When the Monetary Policy Committee (MPC) of the Reserve Bank met in February, it was unanimous that the benchmark Repo rate be left unchanged at 4 per cent. The accommodative stance was also maintained, with the MPC flagging potential downside risks to economic activity from the highly contagious Omicron variant of Covid-19 that had spread fast at that time.
In the two months since that meeting, a lot of things have changed. Covid cases have fallen fast and much of the restrictions have been lifted. While, this should augur well for the economy, the Russian invasion of Ukraine has led to a spike in commodity prices, hit supplies of edible oil and in general raised upside risks to inflation, as companies have raised prices several times to offset input cost increases. Elsewhere, the US Federal Reserve has raised interest rates and is expected to increase them further in each of its meetings this year.
There’s certainly a lot to think over for the MPC in its first meeting for the current financial year ending March 2023. Which way will the MPC lean this time around? The meeting begins on April 6 and the decision will be announced on April 8.
“The RBI MPC will have a tough choice in terms of weighing the still uneven domestic recovery and strong inflationary pressures which have intensified since the last policy meeting,” said Suvodeep Rakshit, a senior economist at Kotak Institutional Equities.
Inflation will be a major discussion point for the MPC. The last time around, the opinion was that retail inflation would peak in the January-March quarter at around 5.7 per cent, and then moderate close to the target (4 per cent) in the second half of 2022-23.
However, retail inflation in February touched 6.07 per cent, above RBI’s comfort band, and it could well trend around 6 per cent or higher in the coming months too, say some analysts.
Dipanwita Mazumdar, an economist at Bank of Baroda, sees inflation in the 5.5-6.0 per cent range in 2022-23, compared with the earlier expectation of 5.0-5.5 per cent.
“Inflation concerns have aggravated since the last policy as oil prices rose, pass through to retail prices began and secondary impact will be witnessed in the coming months. Even on the demand side, economic activity has picked pace with services operating with enhanced capacity,” said Mazumdar.
But, will the RBI follow in the footsteps of the Fed and raise interest rates now?
Rakshit says, it may only sound hawkish on rising inflationary risks, but leave interest rates on hold for now.
“For the April policy, we expect the RBI to start telegraphing its intent by being more concerned on the inflation outlook while keeping the stance and repo rate unchanged,” he felt.
Mazumdar too is not expecting a rate hike this time, although there could still be a possibility of a 50 basis points rate hike in the current financial year.
“The change in stance to neutral will signal to the market that the RBI is cognizant of inflation being more than transitory,” she said.

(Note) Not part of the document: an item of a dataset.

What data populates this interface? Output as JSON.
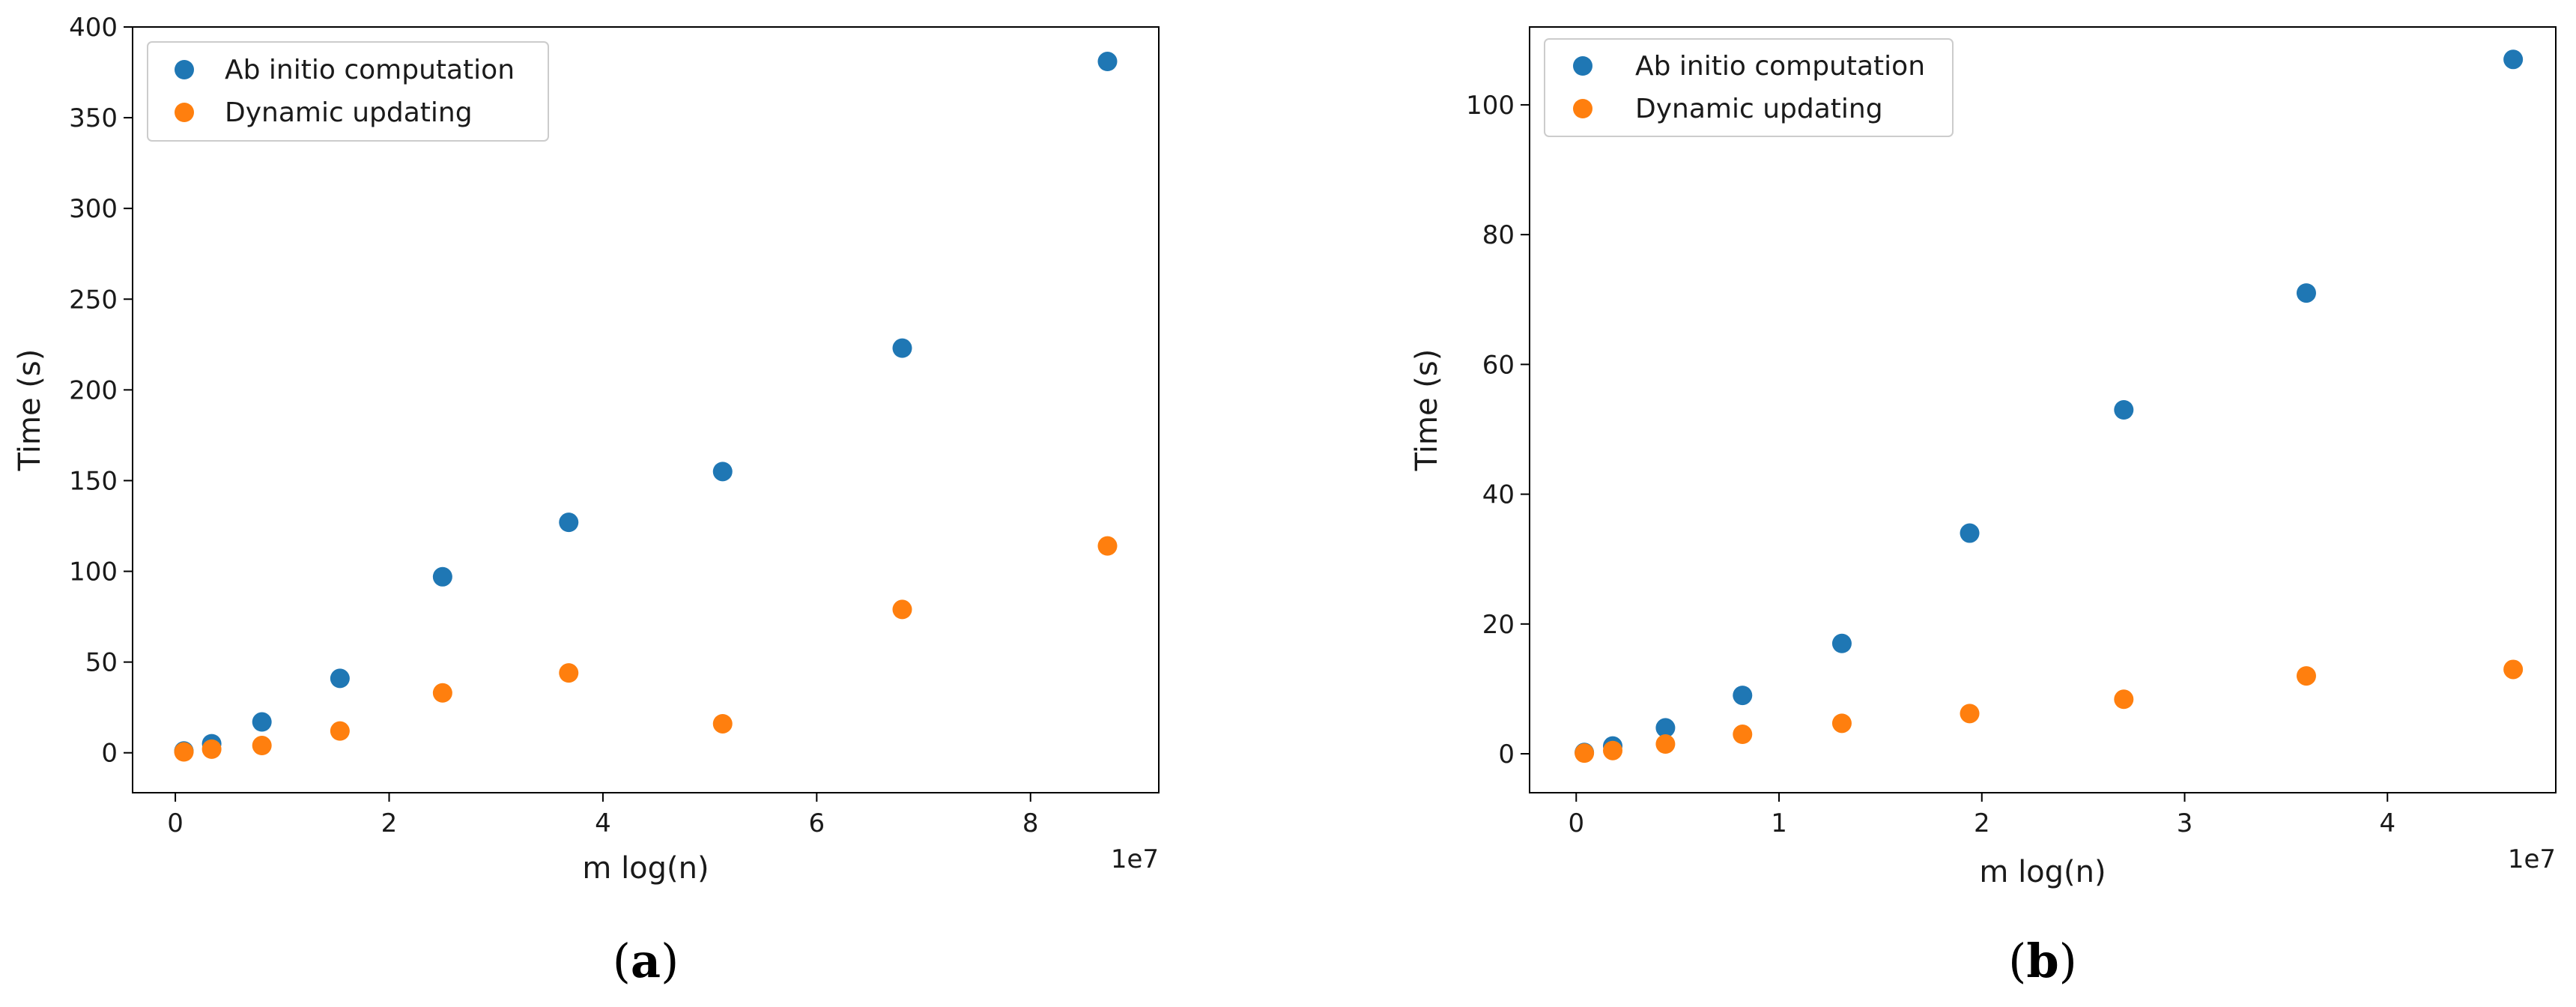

Suman Chowdhury, chief analytical officer at Acuite Ratings & Research says that given the deteriorating global growth outlook and its cascading impact on India’s growth recovery, there is limited scope for the RBI to tighten monetary policy at this juncture.
“However, due to overwhelming risks to India’s inflation outlook amid spurt in commodity prices along with tighter global financial conditions, we expect the central bank to revise its inflation forecast upwards and lay the ground for a gradual exit from their accommodative stance,” he said.

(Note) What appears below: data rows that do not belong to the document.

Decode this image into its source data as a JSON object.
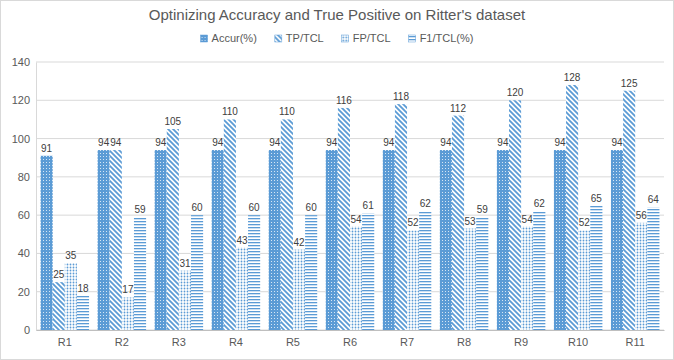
{
  "chart_data": {
    "type": "bar",
    "title": "Optinizing Accuracy and True Positive on Ritter's dataset",
    "categories": [
      "R1",
      "R2",
      "R3",
      "R4",
      "R5",
      "R6",
      "R7",
      "R8",
      "R9",
      "R10",
      "R11"
    ],
    "series": [
      {
        "name": "Accur(%)",
        "color": "#5b9bd5",
        "values": [
          91,
          94,
          94,
          94,
          94,
          94,
          94,
          94,
          94,
          94,
          94
        ]
      },
      {
        "name": "TP/TCL",
        "color": "#5b9bd5",
        "values": [
          25,
          94,
          105,
          110,
          110,
          116,
          118,
          112,
          120,
          128,
          125
        ]
      },
      {
        "name": "FP/TCL",
        "color": "#5b9bd5",
        "values": [
          35,
          17,
          31,
          43,
          42,
          54,
          52,
          53,
          54,
          52,
          56
        ]
      },
      {
        "name": "F1/TCL(%)",
        "color": "#5b9bd5",
        "values": [
          18,
          59,
          60,
          60,
          60,
          61,
          62,
          59,
          62,
          65,
          64
        ]
      }
    ],
    "ylim": [
      0,
      140
    ],
    "yticks": [
      0,
      20,
      40,
      60,
      80,
      100,
      120,
      140
    ],
    "grid": true,
    "legend": "top",
    "data_labels": true
  }
}
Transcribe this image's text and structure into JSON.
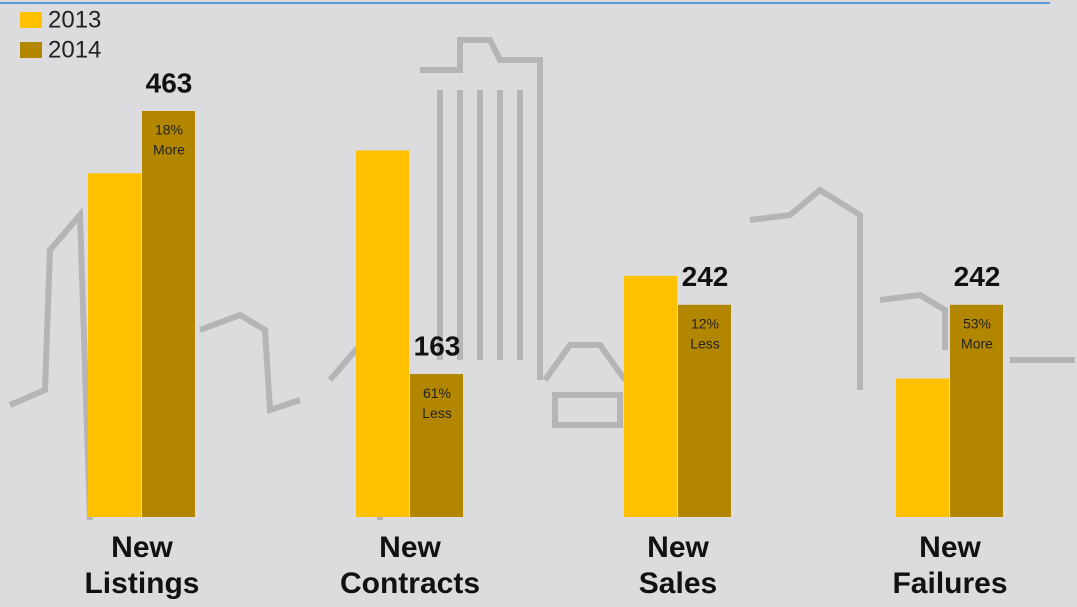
{
  "chart_data": {
    "type": "bar",
    "categories": [
      "New Listings",
      "New Contracts",
      "New Sales",
      "New Failures"
    ],
    "series": [
      {
        "name": "2013",
        "color": "#ffc000",
        "values": [
          392,
          418,
          275,
          158
        ]
      },
      {
        "name": "2014",
        "color": "#b38600",
        "values": [
          463,
          163,
          242,
          242
        ],
        "annotations": [
          [
            "18%",
            "More"
          ],
          [
            "61%",
            "Less"
          ],
          [
            "12%",
            "Less"
          ],
          [
            "53%",
            "More"
          ]
        ]
      }
    ]
  }
}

According to Chowdhury, the RBI may restore the width of the liquidity corridor to pre-pandemic levels by raising the reverse repo rate by 40 basis points over June-August and follow it up with a 50 bps repo rate increase over the remainder of the financial year.

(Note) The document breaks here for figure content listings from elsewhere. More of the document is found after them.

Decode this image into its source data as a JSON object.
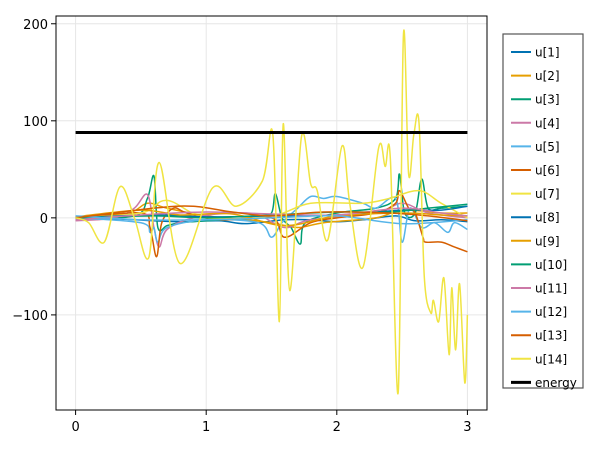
{
  "chart_data": {
    "type": "line",
    "title": "",
    "xlabel": "",
    "ylabel": "",
    "xlim": [
      -0.15,
      3.15
    ],
    "ylim": [
      -198,
      208
    ],
    "xticks": [
      "0",
      "1",
      "2",
      "3"
    ],
    "xtick_values": [
      0,
      1,
      2,
      3
    ],
    "yticks": [
      "200",
      "100",
      "0",
      "−100"
    ],
    "ytick_values": [
      200,
      100,
      0,
      -100
    ],
    "grid": true,
    "legend_position": "right",
    "series": [
      {
        "name": "u[1]",
        "color": "#0072b2",
        "points": [
          [
            0,
            0
          ],
          [
            0.3,
            -1
          ],
          [
            0.6,
            -3
          ],
          [
            0.8,
            -4
          ],
          [
            1.1,
            -3
          ],
          [
            1.3,
            -6
          ],
          [
            1.6,
            -2
          ],
          [
            1.8,
            -2
          ],
          [
            2.0,
            -4
          ],
          [
            2.2,
            -2
          ],
          [
            2.45,
            2
          ],
          [
            2.6,
            -3
          ],
          [
            2.8,
            -2
          ],
          [
            3,
            -4
          ]
        ]
      },
      {
        "name": "u[2]",
        "color": "#e69f00",
        "points": [
          [
            0,
            0
          ],
          [
            0.4,
            5
          ],
          [
            0.55,
            15
          ],
          [
            0.7,
            10
          ],
          [
            1,
            2
          ],
          [
            1.3,
            -2
          ],
          [
            1.5,
            -5
          ],
          [
            1.7,
            -10
          ],
          [
            1.9,
            -5
          ],
          [
            2.3,
            0
          ],
          [
            2.5,
            8
          ],
          [
            2.8,
            5
          ],
          [
            3,
            5
          ]
        ]
      },
      {
        "name": "u[3]",
        "color": "#009e73",
        "points": [
          [
            0,
            0
          ],
          [
            0.45,
            2
          ],
          [
            0.55,
            20
          ],
          [
            0.6,
            43
          ],
          [
            0.63,
            -10
          ],
          [
            0.7,
            -8
          ],
          [
            0.8,
            -5
          ],
          [
            1,
            -3
          ],
          [
            1.4,
            0
          ],
          [
            1.5,
            5
          ],
          [
            1.53,
            25
          ],
          [
            1.58,
            0
          ],
          [
            1.65,
            -10
          ],
          [
            1.72,
            -27
          ],
          [
            1.76,
            -5
          ],
          [
            2.0,
            5
          ],
          [
            2.3,
            10
          ],
          [
            2.45,
            20
          ],
          [
            2.48,
            45
          ],
          [
            2.52,
            5
          ],
          [
            2.6,
            5
          ],
          [
            2.65,
            40
          ],
          [
            2.7,
            10
          ],
          [
            2.8,
            10
          ],
          [
            3,
            12
          ]
        ]
      },
      {
        "name": "u[4]",
        "color": "#cc79a7",
        "points": [
          [
            0,
            -3
          ],
          [
            0.3,
            0
          ],
          [
            0.45,
            10
          ],
          [
            0.55,
            24
          ],
          [
            0.6,
            -10
          ],
          [
            0.64,
            -30
          ],
          [
            0.7,
            -12
          ],
          [
            0.9,
            0
          ],
          [
            1.2,
            5
          ],
          [
            1.4,
            3
          ],
          [
            1.6,
            -10
          ],
          [
            1.8,
            -2
          ],
          [
            2.3,
            5
          ],
          [
            2.5,
            15
          ],
          [
            2.7,
            5
          ],
          [
            3,
            0
          ]
        ]
      },
      {
        "name": "u[5]",
        "color": "#56b4e9",
        "points": [
          [
            0,
            0
          ],
          [
            0.5,
            -5
          ],
          [
            0.57,
            -15
          ],
          [
            0.6,
            -10
          ],
          [
            0.63,
            -25
          ],
          [
            0.7,
            -10
          ],
          [
            1,
            -2
          ],
          [
            1.4,
            -5
          ],
          [
            1.5,
            -20
          ],
          [
            1.58,
            -5
          ],
          [
            1.7,
            10
          ],
          [
            1.8,
            22
          ],
          [
            1.9,
            20
          ],
          [
            2.0,
            22
          ],
          [
            2.2,
            15
          ],
          [
            2.3,
            10
          ],
          [
            2.45,
            20
          ],
          [
            2.5,
            -25
          ],
          [
            2.56,
            10
          ],
          [
            2.65,
            -10
          ],
          [
            2.75,
            -5
          ],
          [
            2.85,
            -15
          ],
          [
            2.9,
            -5
          ],
          [
            3,
            -12
          ]
        ]
      },
      {
        "name": "u[6]",
        "color": "#d55e00",
        "points": [
          [
            0,
            0
          ],
          [
            0.5,
            5
          ],
          [
            0.57,
            -10
          ],
          [
            0.62,
            -40
          ],
          [
            0.66,
            -5
          ],
          [
            0.75,
            10
          ],
          [
            0.85,
            5
          ],
          [
            1.1,
            -2
          ],
          [
            1.5,
            0
          ],
          [
            1.6,
            -20
          ],
          [
            1.8,
            -5
          ],
          [
            2,
            0
          ],
          [
            2.3,
            5
          ],
          [
            2.45,
            15
          ],
          [
            2.48,
            28
          ],
          [
            2.55,
            10
          ],
          [
            2.6,
            5
          ],
          [
            2.66,
            -20
          ],
          [
            2.68,
            -25
          ],
          [
            2.8,
            -25
          ],
          [
            2.9,
            -30
          ],
          [
            3,
            -35
          ]
        ]
      },
      {
        "name": "u[7]",
        "color": "#f0e442",
        "points": [
          [
            0,
            0
          ],
          [
            0.5,
            5
          ],
          [
            0.7,
            18
          ],
          [
            1.0,
            0
          ],
          [
            1.5,
            2
          ],
          [
            1.8,
            15
          ],
          [
            2.2,
            15
          ],
          [
            2.4,
            20
          ],
          [
            2.63,
            28
          ],
          [
            2.8,
            15
          ],
          [
            3,
            0
          ]
        ]
      },
      {
        "name": "u[8]",
        "color": "#0072b2",
        "points": [
          [
            0,
            0
          ],
          [
            0.6,
            3
          ],
          [
            1.0,
            1
          ],
          [
            1.5,
            2
          ],
          [
            2.0,
            3
          ],
          [
            2.5,
            8
          ],
          [
            2.8,
            8
          ],
          [
            3,
            12
          ]
        ]
      },
      {
        "name": "u[9]",
        "color": "#e69f00",
        "points": [
          [
            0,
            1
          ],
          [
            0.5,
            8
          ],
          [
            0.8,
            3
          ],
          [
            1.2,
            4
          ],
          [
            1.6,
            -8
          ],
          [
            2.0,
            2
          ],
          [
            2.5,
            5
          ],
          [
            2.8,
            3
          ],
          [
            3,
            2
          ]
        ]
      },
      {
        "name": "u[10]",
        "color": "#009e73",
        "points": [
          [
            0,
            0
          ],
          [
            0.6,
            2
          ],
          [
            1.0,
            0
          ],
          [
            1.5,
            3
          ],
          [
            2.0,
            6
          ],
          [
            2.4,
            6
          ],
          [
            2.7,
            10
          ],
          [
            3,
            14
          ]
        ]
      },
      {
        "name": "u[11]",
        "color": "#cc79a7",
        "points": [
          [
            0,
            -2
          ],
          [
            0.5,
            3
          ],
          [
            1.0,
            6
          ],
          [
            1.5,
            4
          ],
          [
            2.0,
            3
          ],
          [
            2.5,
            10
          ],
          [
            2.8,
            5
          ],
          [
            3,
            2
          ]
        ]
      },
      {
        "name": "u[12]",
        "color": "#56b4e9",
        "points": [
          [
            0,
            2
          ],
          [
            0.5,
            -2
          ],
          [
            1.0,
            -2
          ],
          [
            1.5,
            0
          ],
          [
            2.0,
            2
          ],
          [
            2.5,
            -6
          ],
          [
            3,
            -2
          ]
        ]
      },
      {
        "name": "u[13]",
        "color": "#d55e00",
        "points": [
          [
            0,
            0
          ],
          [
            0.6,
            10
          ],
          [
            0.9,
            12
          ],
          [
            1.2,
            6
          ],
          [
            1.5,
            2
          ],
          [
            1.9,
            6
          ],
          [
            2.4,
            5
          ],
          [
            2.7,
            2
          ],
          [
            3,
            -3
          ]
        ]
      },
      {
        "name": "u[14]",
        "color": "#f0e442",
        "points": [
          [
            0,
            0
          ],
          [
            0.1,
            -5
          ],
          [
            0.22,
            -25
          ],
          [
            0.34,
            32
          ],
          [
            0.45,
            0
          ],
          [
            0.56,
            -41
          ],
          [
            0.64,
            57
          ],
          [
            0.8,
            -47
          ],
          [
            1.05,
            31
          ],
          [
            1.23,
            12
          ],
          [
            1.43,
            38
          ],
          [
            1.51,
            86
          ],
          [
            1.56,
            -107
          ],
          [
            1.59,
            97
          ],
          [
            1.64,
            -75
          ],
          [
            1.73,
            84
          ],
          [
            1.8,
            35
          ],
          [
            1.85,
            28
          ],
          [
            1.93,
            -23
          ],
          [
            2.04,
            74
          ],
          [
            2.1,
            14
          ],
          [
            2.2,
            -51
          ],
          [
            2.32,
            72
          ],
          [
            2.37,
            53
          ],
          [
            2.41,
            61
          ],
          [
            2.47,
            -180
          ],
          [
            2.51,
            188
          ],
          [
            2.55,
            45
          ],
          [
            2.59,
            86
          ],
          [
            2.63,
            97
          ],
          [
            2.67,
            -61
          ],
          [
            2.72,
            -98
          ],
          [
            2.74,
            -85
          ],
          [
            2.78,
            -107
          ],
          [
            2.82,
            -62
          ],
          [
            2.86,
            -141
          ],
          [
            2.88,
            -72
          ],
          [
            2.91,
            -136
          ],
          [
            2.94,
            -68
          ],
          [
            2.98,
            -170
          ],
          [
            3.0,
            -100
          ]
        ]
      },
      {
        "name": "energy",
        "color": "#000000",
        "points": [
          [
            0,
            88
          ],
          [
            3,
            88
          ]
        ]
      }
    ]
  }
}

Pankaj Pathak, fund manager – fixed income, Quantum AMC, too feels the RBI is likely to keep the interest rates unchanged. He estimates the inflation forecast will be revised to around 5.0-5.5 per cent by the RBI, from its earlier expectation of it averaging at 4.5 per cent this year.
“This is a moment to guide the market for potential rate hikes. The RBI may change the forward guidance to indicate potential rate hikes going forward due to rising inflation pressure,”
There is a “thin possibility” of a change in the monetary policy stance to neutral, he added.